À cette époque, la fin des années 1980, il y avait une demi-douzaine de personnes qui travaillaient dans leur atelier et vivaient de leur art. Le Luxembourg n’était pas encore présent à la Biennale de Venise, et eux avaient décidé tout seuls de s’établir comme artistes indépendants en sortant de l’université. Je voulais alors souligner les positions féminines de cette génération-là. J’en ai peut-être oublié une ou deux, mais je crois que l’exposition offre un bel aperçu de ce qui s’est fait depuis la fin des années 1980 jusqu’aux années 2000. Les quatre artistes exposées ont vraiment ce rôle de pionnières.
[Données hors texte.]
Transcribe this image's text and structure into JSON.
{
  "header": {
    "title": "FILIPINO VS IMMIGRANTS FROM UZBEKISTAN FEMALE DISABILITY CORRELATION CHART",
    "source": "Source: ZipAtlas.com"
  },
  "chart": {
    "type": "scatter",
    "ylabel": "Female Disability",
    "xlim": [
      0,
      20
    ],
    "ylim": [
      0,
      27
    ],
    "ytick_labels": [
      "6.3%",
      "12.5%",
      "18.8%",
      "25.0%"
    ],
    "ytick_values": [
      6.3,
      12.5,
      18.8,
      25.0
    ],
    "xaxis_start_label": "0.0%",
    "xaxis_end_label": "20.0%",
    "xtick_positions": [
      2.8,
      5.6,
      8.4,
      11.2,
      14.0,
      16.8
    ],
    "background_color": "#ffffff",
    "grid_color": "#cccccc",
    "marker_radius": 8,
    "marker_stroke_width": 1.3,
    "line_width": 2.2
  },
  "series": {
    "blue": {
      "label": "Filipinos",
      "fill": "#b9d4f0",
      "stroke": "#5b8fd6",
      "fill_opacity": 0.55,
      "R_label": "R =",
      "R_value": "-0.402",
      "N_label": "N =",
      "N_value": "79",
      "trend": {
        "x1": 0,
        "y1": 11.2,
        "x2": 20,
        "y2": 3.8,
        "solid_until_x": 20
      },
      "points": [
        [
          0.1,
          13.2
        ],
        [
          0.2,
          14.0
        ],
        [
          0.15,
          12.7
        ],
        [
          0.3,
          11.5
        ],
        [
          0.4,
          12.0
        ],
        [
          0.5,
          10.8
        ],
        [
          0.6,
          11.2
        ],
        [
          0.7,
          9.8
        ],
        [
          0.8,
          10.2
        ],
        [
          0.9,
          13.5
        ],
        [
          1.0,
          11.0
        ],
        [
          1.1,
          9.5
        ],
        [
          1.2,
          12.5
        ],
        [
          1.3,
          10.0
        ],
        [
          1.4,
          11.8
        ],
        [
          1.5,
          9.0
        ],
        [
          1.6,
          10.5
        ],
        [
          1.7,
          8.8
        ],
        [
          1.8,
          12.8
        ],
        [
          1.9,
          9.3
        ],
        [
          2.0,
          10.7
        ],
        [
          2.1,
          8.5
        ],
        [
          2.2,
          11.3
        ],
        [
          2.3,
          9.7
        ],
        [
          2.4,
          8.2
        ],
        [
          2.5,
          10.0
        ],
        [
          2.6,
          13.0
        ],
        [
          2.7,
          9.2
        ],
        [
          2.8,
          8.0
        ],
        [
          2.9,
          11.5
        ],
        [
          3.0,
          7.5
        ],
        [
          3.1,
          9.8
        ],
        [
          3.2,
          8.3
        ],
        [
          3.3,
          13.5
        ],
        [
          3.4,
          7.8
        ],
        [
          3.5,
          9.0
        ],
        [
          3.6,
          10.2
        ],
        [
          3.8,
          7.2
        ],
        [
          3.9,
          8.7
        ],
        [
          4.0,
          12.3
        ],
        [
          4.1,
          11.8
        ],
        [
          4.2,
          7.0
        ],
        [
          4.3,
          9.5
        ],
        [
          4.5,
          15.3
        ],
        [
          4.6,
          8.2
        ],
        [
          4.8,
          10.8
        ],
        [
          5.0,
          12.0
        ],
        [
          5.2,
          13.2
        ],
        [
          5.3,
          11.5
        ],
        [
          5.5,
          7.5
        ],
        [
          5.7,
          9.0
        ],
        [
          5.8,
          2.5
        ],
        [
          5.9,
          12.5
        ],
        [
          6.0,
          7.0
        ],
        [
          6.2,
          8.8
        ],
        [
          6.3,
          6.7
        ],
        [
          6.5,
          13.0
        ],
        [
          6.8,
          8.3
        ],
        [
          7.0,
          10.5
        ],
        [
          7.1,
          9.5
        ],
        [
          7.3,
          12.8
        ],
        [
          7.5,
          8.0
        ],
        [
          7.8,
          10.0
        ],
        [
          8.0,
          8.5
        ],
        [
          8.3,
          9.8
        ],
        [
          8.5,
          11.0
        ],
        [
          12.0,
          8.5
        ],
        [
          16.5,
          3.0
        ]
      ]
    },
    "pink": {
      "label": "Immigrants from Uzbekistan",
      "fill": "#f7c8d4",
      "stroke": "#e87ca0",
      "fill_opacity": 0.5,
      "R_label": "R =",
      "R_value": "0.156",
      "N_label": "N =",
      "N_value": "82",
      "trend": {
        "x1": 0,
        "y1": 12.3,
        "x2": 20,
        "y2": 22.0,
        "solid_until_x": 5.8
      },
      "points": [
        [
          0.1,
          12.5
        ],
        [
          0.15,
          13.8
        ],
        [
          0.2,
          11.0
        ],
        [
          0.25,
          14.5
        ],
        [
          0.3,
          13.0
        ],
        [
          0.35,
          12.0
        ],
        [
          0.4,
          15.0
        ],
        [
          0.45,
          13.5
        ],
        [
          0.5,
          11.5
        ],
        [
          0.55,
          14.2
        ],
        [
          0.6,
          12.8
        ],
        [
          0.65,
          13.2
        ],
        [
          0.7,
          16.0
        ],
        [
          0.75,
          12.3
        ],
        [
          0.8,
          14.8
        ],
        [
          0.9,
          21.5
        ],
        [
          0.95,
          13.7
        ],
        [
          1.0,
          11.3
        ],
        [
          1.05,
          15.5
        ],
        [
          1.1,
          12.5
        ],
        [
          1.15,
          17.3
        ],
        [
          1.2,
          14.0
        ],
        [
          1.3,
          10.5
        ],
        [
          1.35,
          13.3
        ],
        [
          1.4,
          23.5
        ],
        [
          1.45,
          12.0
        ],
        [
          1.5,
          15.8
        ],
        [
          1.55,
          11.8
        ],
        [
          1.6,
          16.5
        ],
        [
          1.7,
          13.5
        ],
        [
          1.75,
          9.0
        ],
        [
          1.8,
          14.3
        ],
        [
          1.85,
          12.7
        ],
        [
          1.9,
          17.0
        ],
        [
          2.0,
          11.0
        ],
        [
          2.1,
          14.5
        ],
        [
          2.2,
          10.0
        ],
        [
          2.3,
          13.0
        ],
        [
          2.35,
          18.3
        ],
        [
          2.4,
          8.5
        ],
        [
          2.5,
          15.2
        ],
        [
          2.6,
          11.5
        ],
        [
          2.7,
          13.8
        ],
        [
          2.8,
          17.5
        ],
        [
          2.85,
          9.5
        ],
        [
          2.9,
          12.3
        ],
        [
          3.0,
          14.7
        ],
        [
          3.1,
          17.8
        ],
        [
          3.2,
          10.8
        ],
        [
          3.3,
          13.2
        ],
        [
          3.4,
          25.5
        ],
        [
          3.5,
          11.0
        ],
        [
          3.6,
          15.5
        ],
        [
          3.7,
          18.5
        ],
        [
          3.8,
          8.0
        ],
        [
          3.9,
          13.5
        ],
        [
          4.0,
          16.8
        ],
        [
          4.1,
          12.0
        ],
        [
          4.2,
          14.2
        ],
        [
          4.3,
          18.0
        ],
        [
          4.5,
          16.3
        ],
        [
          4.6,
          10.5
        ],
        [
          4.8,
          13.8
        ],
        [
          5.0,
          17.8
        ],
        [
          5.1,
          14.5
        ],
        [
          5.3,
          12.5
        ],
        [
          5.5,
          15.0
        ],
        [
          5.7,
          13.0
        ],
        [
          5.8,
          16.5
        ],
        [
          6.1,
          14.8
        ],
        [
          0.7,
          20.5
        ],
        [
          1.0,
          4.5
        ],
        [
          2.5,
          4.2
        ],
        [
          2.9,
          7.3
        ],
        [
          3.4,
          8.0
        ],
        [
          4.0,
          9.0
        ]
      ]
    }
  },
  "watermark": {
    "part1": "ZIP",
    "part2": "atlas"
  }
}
Il faut souligner que c’est une génération où la parité hommes-femmes a été atteinte grâce au courage et au talent de ces femmes. Je trouve ça encourageant. Cela a ouvert des voies aux générations suivantes.
Quelles étaient leurs positions, à la fois en tant qu’artistes et en tant que femmes ?
Patricia Lippert est allée au ministère (de la Culture) pour leur dire : « Vous n’allez pas à la Biennale de Venise ? », puis le ministère a réfléchi et s’est dit : « Pourquoi pas ? ». Patricia et Moritz Ney ont été envoyés à la Biennale de Venise. Deux ans après, en 1990, c’était au tour de Marie-Paule Feiereisen, qui est aussi dans l’expo, d’y aller. Dans ce sens, ce sont vraiment des pionnières qui ont lutté pour se faire une place – leur place – dans le monde de l’art.
Artistiquement et stylistiquement, et c’est caractéristique au Luxembourg, elles viennent d’horizons différents. Certaines ont fait des études en France, d’autres en Allemagne ou en Suisse, et cela donne des univers atypiques et assez différents, que l’on reconnaît bien.
Quel message, dans leur art ou leur démarche, ont-elles délivré et qui a pu avoir un impact sur les générations d’artistes femmes qui ont suivi ?
Se faire accepter d’abord, car avant elles, le monde de l’art était très masculin. Leur courage et leur énergie leur ont permis de se faire accepter à niveau égal par rapport aux hommes qui dominaient la scène artistique du pays. À partir de là, être femme et artiste est devenu évident. C’est un chemin qu’elles ont ouvert vers cette normalité.
Le Luxembourg étant un petit pays, peut-on considérer qu’il a été plus facile pour elles d’accéder à la parité ?
Tout ça, ce sont des hypothèses. Il y a peut-être des avantages au Luxembourg, comme la proximité, qui rendent les carrières un peu plus faciles. Je pense que cela joue en faveur des artistes, oui. Et puis le marché de l’art est très porté par une volonté de soutenir les artistes locaux, que l’on connaît: en d’autres termes, garder le contact avec les artistes. C’est un bonus pour eux, évidemment, puisqu’il n’y a pas, par exemple, d’aspect spéculatif à l’achat entre collectionneurs. Dans cette optique, et avec cette proximité, il y a une vraie égalité des chances.
Entretien avec Valentin Maniglia
«Les Pionnières», abbaye de Neumünster, jusqu’au 20 septembre. Entrée libre.